Amazon Records Best Ever Profit During Q4, Still Fails To Impress Wall Street

Investors weren't as pumped as Amazon about its fourth quarter performance in which the online commerce giant collected $35.7 billion. That's a healthy jump of 22 percent form the $29.3 billion it registered in the same quarter a year prior and, once all the bills were paid, it left Amazon with a record Q4 profit of $482 million, or $1.00 per diluted share, more than double the $214 million it logged a year prior.
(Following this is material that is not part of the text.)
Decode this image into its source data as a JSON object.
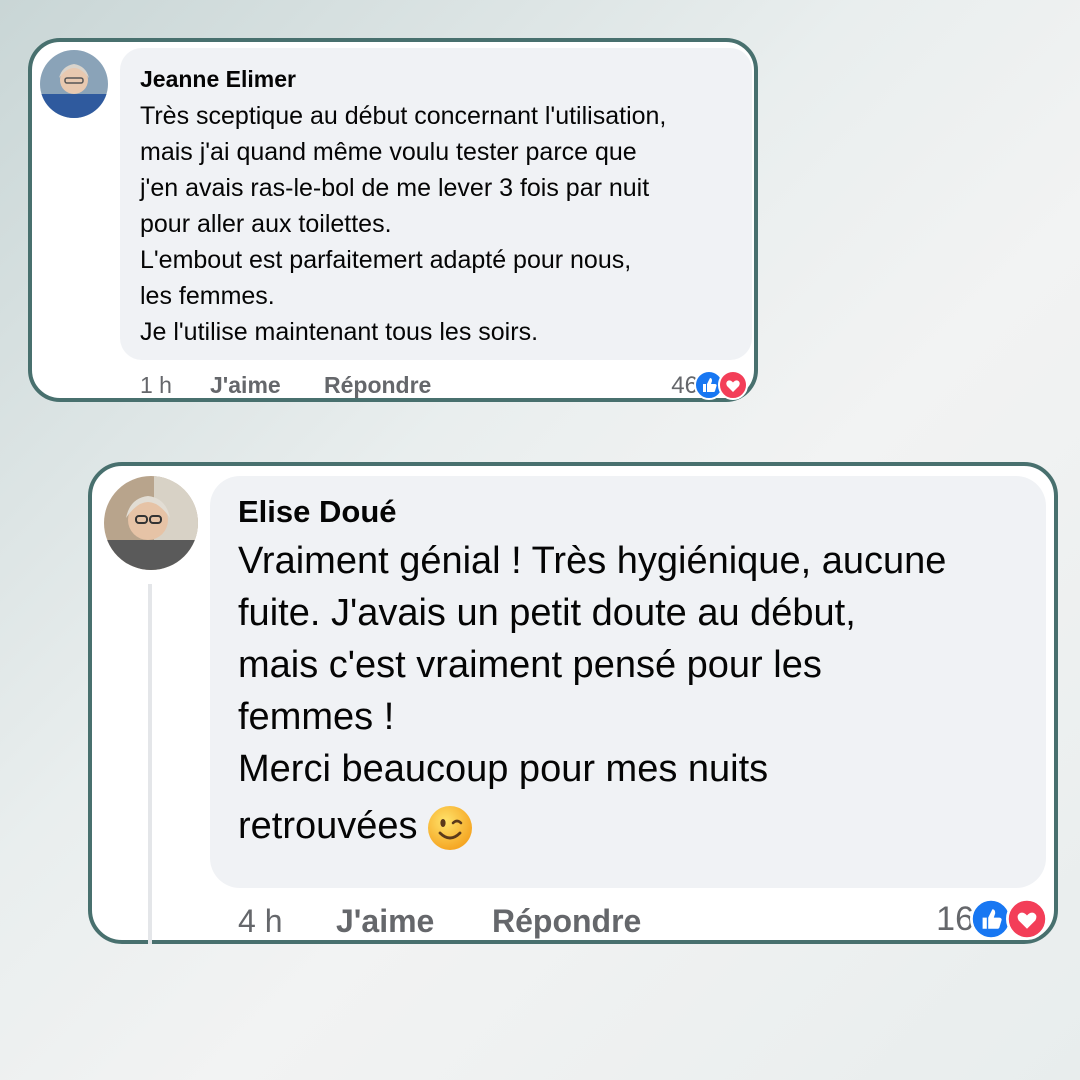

Ah, but investors are a prickly bunch, always ready to poke holes in financial reports and overreact to the slightest suggestion that something might be amiss. It happens quite frequently to Apple, and it's happening now to Amazon, as its shares spiraled downwards more than 13 percent in after hours trading. Things have improved slightly after the opening bell, but at the time of this writing, shares of Amazon are still down around 9 percent, having dropped $56.86 per share.

Amazon

Reports from around the web suggest that Amazon failed to meet analysts' expectations, both in revenue and in the number of new Prime members added to the fold. Be that as it may, Amazon CEO Jeff Bezos maintained a positive beat and exuded enthusiast about Amazon's future opportunities.

"Twenty years ago, I was driving the packages to the post office myself and hoping we might one day afford a forklift. This year, we pass $100 billion in annual sales and serve 300 million customers," said Jeff Bezos, founder and CEO of Amazon.com. "And still, measured by the dynamism we see everywhere in the marketplace and by the ever-expanding opportunities we see to invent on behalf of customers, it feels every bit like Day 1."

Getting back to Amazon's Prime membership, the company said it added 51 percent more paid accounts overall, and 47 percent in the U.S. This led to a nearly doubling of the streaming customers for its Prime Video service compared to the same quarter a year prior.